Pasamos junto a la isla Horadada, así llamada por una abertura que tiene en el centro, por la cual una pequeña goleta podría pasar con las velas desplegadas; y la isla Miscou, con su puerto excelente, fuera del cual brotaba una fuente fresca a considerable altura sobre el agua salada; y la isla de los Pájaros, que tiene la forma de un pan de azúcar, la cual despedía el más insoportable hedor por los excrementos de las numerosísimas aves que anidan en ella: enviamos allí nuestro bote, que regresó cargado de huevos; y la gran isla de Anticosti que el piloto, interrogado por mí, presentó como absolutamente inútil.
En la tercera semana de mayo vimos, por primera vez desde que habíamos salido de Irlanda, casas y tierra cultivada: un número de agradables plantaciones francesas sobre los montes de Notre Dame y St. Louis. Nuestra navegación se hizo lenta, porque, después que el río se estrechaba hasta unos trece kilómetros en isla Roja, los bajos, las rocas hundidas y los remolinos se hacían frecuentes. Fue aquí donde vi por primera vez indios aborígenes: tres de ellos (de los cuales uno parecía ser el jefe, a juzgar por su tocado de plumas) pasaron a tiro de mosquete de nosotros en una canoa, que impulsaban corriente abajo con inconcebible celeridad. Sus caras estaban pintadas con rayas verdes, y cuando nosotros les gritamos, saludándolos, no nos prestaron la menor atención.
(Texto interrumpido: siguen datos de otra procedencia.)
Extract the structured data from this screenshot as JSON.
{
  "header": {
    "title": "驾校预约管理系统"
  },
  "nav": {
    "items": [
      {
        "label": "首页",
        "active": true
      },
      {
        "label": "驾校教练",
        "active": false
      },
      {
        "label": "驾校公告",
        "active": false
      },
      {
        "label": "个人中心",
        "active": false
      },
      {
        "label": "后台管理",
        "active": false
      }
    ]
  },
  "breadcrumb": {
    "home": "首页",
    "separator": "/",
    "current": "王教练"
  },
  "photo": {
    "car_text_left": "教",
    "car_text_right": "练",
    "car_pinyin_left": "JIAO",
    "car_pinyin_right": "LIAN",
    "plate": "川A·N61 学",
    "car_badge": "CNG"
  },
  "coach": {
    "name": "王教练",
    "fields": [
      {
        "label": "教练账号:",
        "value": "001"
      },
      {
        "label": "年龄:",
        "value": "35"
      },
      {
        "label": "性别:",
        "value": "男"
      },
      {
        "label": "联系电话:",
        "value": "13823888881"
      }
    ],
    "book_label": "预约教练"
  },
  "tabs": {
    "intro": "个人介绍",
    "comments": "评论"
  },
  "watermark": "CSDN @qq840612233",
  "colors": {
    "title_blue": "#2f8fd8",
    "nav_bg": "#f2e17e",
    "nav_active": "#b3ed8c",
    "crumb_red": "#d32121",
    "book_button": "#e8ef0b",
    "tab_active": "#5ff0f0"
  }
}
Antes de que terminara la semana, habíamos pasado junto a muchas otras islas, pero en su mayor parte estaban habitadas y bien cultivadas. Iglesias de piedra, crucifijos junto al camino, y pulcros edificios blancos se veían ahora casi en todas partes; y bien cuidados bosques de pinos, valiosos por su abundante resina, que a nosotros nos parecieron, además, muy hermosos. Al fin, el agua del río era dulce al paladar; hasta ahora, a lo largo de los primeros quinientos treinta kilómetros desde el mar, había sido salobre.
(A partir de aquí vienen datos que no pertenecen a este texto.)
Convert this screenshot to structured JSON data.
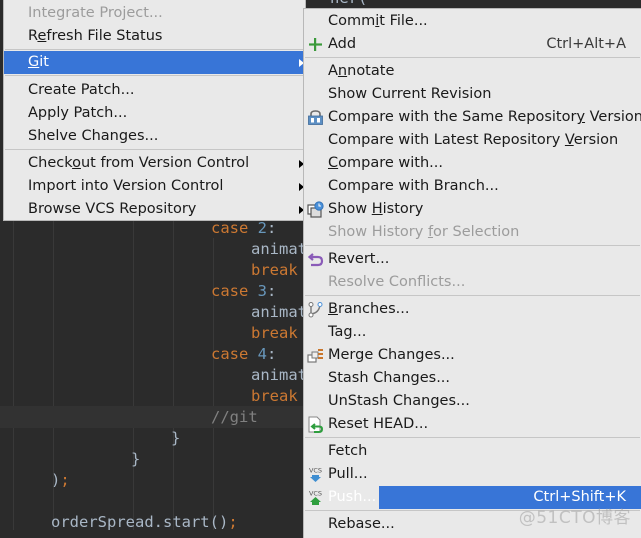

A la cuarta semana entramos en una parte del río donde la corriente no tenía más de dos kilómetros de ancho, y llegamos a nuestro destino: el noble puerto de Quebec, notable por poder acomodar un centenar de barcos de primera, a seiscientos kilómetros del océano. A las tropas recién llegadas no se les permitió bajar a tierra, salvo para ciertos trabajos extra en Point Levy, ya que se esperaba que tendrían que luchar más lejos, río arriba; pero la decepción fue mitigada por la carne fresca, las aves y los vegetales traídos a bordo. Yo tuve la suerte de ser una excepción a esta regla contra los permisos para bajar a tierra, pues se me envió a la parte alta de la ciudad con un destacamento del Noveno, el cual, por ser el regimiento más antiguo, fue elegido para hacer las guardias durante el día. Tenía una gran curiosidad por visitar Quebec, aunque sólo fuera por los infantiles recuerdos de las colinas de Abraham (representadas por nuestro cobertizo de muden) y la muerte de aquel héroe, el mariscal de campo sir James Wolfe.